Proseguiamo la rassegna stampa con Sergio Giraldo, che nell'articolo pubblicato il 10 settembre da La Verità "Ecco come l'asse Italia-Germania può cambiare il futuro dell'auto", dedicato al possibile bando del bando (un bando al quadrato) dei motori termici, chiosava ironicamente a proposito del piano di Draghi: "Un altro piano, in effetti mancava". Scriveva Giraldo:

"Le difficoltà tedesche sono sia di consenso politico alla transizione, man mano che questa appare nella sua natura creatrice di disuguaglianze e di costi pesanti, sia industriali. La difficoltà della transizione verso l'auto elettrica è stata abbondantemente sottovalutata da tutti gli attori".

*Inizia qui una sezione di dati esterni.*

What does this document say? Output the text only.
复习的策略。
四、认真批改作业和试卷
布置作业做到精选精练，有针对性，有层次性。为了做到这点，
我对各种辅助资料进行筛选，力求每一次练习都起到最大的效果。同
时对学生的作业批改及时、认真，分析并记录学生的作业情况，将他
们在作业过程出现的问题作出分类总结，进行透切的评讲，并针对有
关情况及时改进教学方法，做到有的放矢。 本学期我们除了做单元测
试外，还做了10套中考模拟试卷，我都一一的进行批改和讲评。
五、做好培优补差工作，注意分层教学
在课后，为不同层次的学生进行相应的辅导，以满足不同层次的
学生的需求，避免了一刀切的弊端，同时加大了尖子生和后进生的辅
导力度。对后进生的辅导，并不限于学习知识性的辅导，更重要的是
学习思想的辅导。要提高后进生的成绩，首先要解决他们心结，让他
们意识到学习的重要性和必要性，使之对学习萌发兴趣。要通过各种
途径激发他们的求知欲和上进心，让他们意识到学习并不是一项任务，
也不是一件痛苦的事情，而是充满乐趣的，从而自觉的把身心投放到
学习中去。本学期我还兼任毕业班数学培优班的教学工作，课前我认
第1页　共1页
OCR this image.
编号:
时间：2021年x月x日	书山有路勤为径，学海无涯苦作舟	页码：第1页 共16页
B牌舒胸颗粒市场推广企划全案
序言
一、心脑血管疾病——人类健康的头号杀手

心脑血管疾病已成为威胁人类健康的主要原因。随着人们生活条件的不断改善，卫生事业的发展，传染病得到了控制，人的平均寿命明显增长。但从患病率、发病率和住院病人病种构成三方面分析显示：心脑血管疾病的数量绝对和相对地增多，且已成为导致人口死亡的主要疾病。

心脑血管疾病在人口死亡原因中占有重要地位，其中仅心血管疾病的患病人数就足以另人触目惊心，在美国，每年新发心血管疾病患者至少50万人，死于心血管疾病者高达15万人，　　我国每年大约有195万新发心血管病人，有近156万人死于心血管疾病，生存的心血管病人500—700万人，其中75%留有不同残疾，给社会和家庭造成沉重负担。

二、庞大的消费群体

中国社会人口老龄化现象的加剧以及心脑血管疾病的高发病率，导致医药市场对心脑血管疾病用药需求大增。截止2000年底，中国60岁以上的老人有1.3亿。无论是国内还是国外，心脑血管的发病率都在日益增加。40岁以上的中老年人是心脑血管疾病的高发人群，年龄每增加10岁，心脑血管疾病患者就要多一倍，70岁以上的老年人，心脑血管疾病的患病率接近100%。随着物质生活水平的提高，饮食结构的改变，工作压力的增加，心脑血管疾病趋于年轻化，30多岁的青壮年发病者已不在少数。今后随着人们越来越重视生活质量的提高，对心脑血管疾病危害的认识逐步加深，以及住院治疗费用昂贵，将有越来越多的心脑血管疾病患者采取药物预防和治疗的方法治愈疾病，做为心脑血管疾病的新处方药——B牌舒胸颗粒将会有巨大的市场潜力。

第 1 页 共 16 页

Quanto meno... E non solo la transizione verso l'auto elettrica: anche quella verso la società multietnica e multiculturale (e chi più ne ha più ne metta) non ha scherzato in fatto di sottovalutazione delle difficoltà...

Poi Paolo Annoni, nell'articolo su Il Sussidiario del 10 settembre "Rapporto Draghi/ L'insostenibile sogno green a spese dell'Italia":

"Vista da fuori l’unica cosa certa di questa ricetta sono i costi. Non solo. Sappiamo che né gli Stati Uniti, né la Cina, né le medie potenze hanno intenzione di intraprendere lo stesso percorso green dell’Europa...  Trasformare completamente un sistema energetico, che è la base del sistema industriale, comporta costi colossali per le reti, richiede nuove miniere, metalli, nuove catene di fornitura. Investimenti e debito sostengono l’economia, ma poi presentano il conto. L’abbiamo imparato negli ultimi due anni con una fase inflattiva che non si vedeva da 40 anni e con i bilanci pubblici sotto pressione... l’Unione deve concepirsi “povera”, oggi invece annuncia al mondo di essere in crisi, ma di volersi permettere lussi che molti altri non si vogliono permettere... Il sogno europeo, un piano di investimento triplo rispetto al piano Marshall, sarà, in ultima analisi, garantito dai risparmi degli europei, chiamati, volenti o nolenti, a garantire il piano della Commissione."

Infine Mauro Bottarelli (e non solo su Draghi: si legga anche della truffa delle pensioni integrative, della crisi incombente delle banche europee per i crediti immobiliari e dello "sprofondo dell'ultimo dato di produzione industriale" in Germania, da noi segnalato nell'ultima edicola RRC) nell'articolo La bolla del mattone che preoccupa l’Europa:

"Non a caso, chi è tornato fuori di colpo dopo mesi di esilio silente e dorato in quel di Città della Pieve? Mario Draghi con la sua agenda di riforme per salvare l’Europa dall’estinzione economica, nulla più che un colossale indebitamento comune che farà la gioia di Alternative fur Deutschland in vista del voto in Brandeburgo del 22 settembre".

A proposito: indovinate chi è in testa nei sondaggi in Brandeburgo per il voto di domenica.